4. Alí Bahar dormía, agotado

Alí Bahar dormía, agotado, en lo más denso de una zona de árboles y matorrales.

Le despertó un golpe seco, y al abrir los ojos descubrió lo que en un principio le pareció un huevo, muy blanco y muy redondo.

Miró hacia lo alto buscando el nido del que podría haberse caído pero no descubrió nada, por lo que se apoderó de él y lo mordió con ansia.

Al momento lanzó un reniego puesto que resultaba increíblemente duro.

Insistió pero no consiguió nada, lo golpeó contra una piedra pero descubrió que no se rompía y al observarlo más de cerca advirtió que tenía impreso un pequeño anagrama que no se sintió capaz de descifrar.

Al poco se puso de rodillas con el fin de otear el exterior pero de inmediato se agachó de nuevo para quedar sentado en mitad de la espesura, agitando la cabeza sinceramente atónito.

Por último se decidió a extraer el socorrido teléfono móvil con el evidente fin de pedir consejo.

Cuando el anciano Kabul le respondió al otro lado, comentó con voz trémula:

—¿Padre? Estoy en un sitio muy raro: los huevos son duros como piedras y llueve hacia arriba.

—Entiendo que los huevos puedan ser duros, hijo, pero ¿qué quieres decir con esa otra afirmación de que «llueve hacia arriba»? —quiso saber su progenitor en tono de clara y en cierto modo quejumbrosa reconvención—. ¿Dónde se ha visto que llueva hacia arriba?

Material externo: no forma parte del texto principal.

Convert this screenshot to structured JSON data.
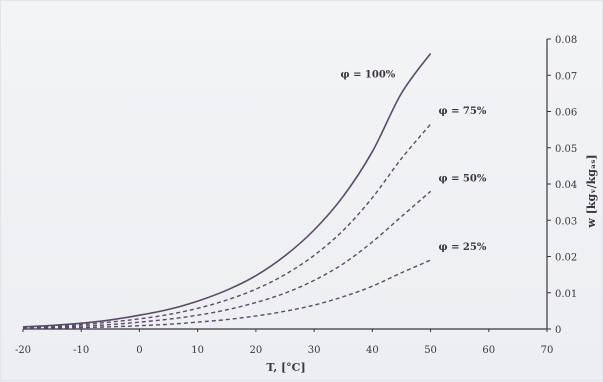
{
  "chart_data": {
    "type": "line",
    "xlabel": "T, [°C]",
    "ylabel": "w [kgᵥ/kgₐₛ]",
    "xlim": [
      -20,
      70
    ],
    "ylim": [
      0,
      0.08
    ],
    "x_ticks": [
      "-20",
      "-10",
      "0",
      "10",
      "20",
      "30",
      "40",
      "50",
      "60",
      "70"
    ],
    "y_ticks": [
      "0",
      "0.01",
      "0.02",
      "0.03",
      "0.04",
      "0.05",
      "0.06",
      "0.07",
      "0.08"
    ],
    "series": [
      {
        "name": "φ = 100%",
        "style": "solid",
        "x": [
          -20,
          -15,
          -10,
          -5,
          0,
          5,
          10,
          15,
          20,
          25,
          30,
          35,
          40,
          45,
          50
        ],
        "y": [
          0.0006,
          0.001,
          0.0016,
          0.0025,
          0.0038,
          0.0054,
          0.0077,
          0.0107,
          0.0147,
          0.0202,
          0.0273,
          0.0366,
          0.0489,
          0.065,
          0.076
        ]
      },
      {
        "name": "φ = 75%",
        "style": "dashed",
        "x": [
          -20,
          -15,
          -10,
          -5,
          0,
          5,
          10,
          15,
          20,
          25,
          30,
          35,
          40,
          45,
          50
        ],
        "y": [
          0.0005,
          0.0007,
          0.0012,
          0.0019,
          0.0028,
          0.004,
          0.0057,
          0.008,
          0.011,
          0.015,
          0.0203,
          0.0272,
          0.0362,
          0.047,
          0.0565
        ]
      },
      {
        "name": "φ = 50%",
        "style": "dashed",
        "x": [
          -20,
          -15,
          -10,
          -5,
          0,
          5,
          10,
          15,
          20,
          25,
          30,
          35,
          40,
          45,
          50
        ],
        "y": [
          0.0003,
          0.0005,
          0.0008,
          0.0012,
          0.0019,
          0.0027,
          0.0038,
          0.0053,
          0.0073,
          0.0099,
          0.0134,
          0.018,
          0.024,
          0.031,
          0.038
        ]
      },
      {
        "name": "φ = 25%",
        "style": "dashed",
        "x": [
          -20,
          -15,
          -10,
          -5,
          0,
          5,
          10,
          15,
          20,
          25,
          30,
          35,
          40,
          45,
          50
        ],
        "y": [
          0.0002,
          0.0003,
          0.0004,
          0.0006,
          0.0009,
          0.0013,
          0.0019,
          0.0026,
          0.0036,
          0.0049,
          0.0066,
          0.0089,
          0.0118,
          0.0155,
          0.019
        ]
      }
    ],
    "grid": false,
    "legend": "labels next to curve ends"
  },
  "colors": {
    "curve": "#5a4a6a",
    "axis": "#3a3540",
    "background": "#eef0f3"
  }
}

—Aquí, querido padre. Aunque te cueste creerlo el agua surge del suelo, llega muy alto y vuelve a caer.

—¿Estás seguro?

Alí Bahar volvió a asomarse por encima de los matorrales con el fin de observar una vez más y con mayor detenimiento el inmenso campo de golf que se extendía ante su vista y en el que cuatro jugadores golpeaban sus respectivas bolas mientras una gran cantidad de invisibles aspersores lanzaban chorros de agua que se convertían en una especie de fina lluvia que a continuación caía suavemente sobre la mullida hierba.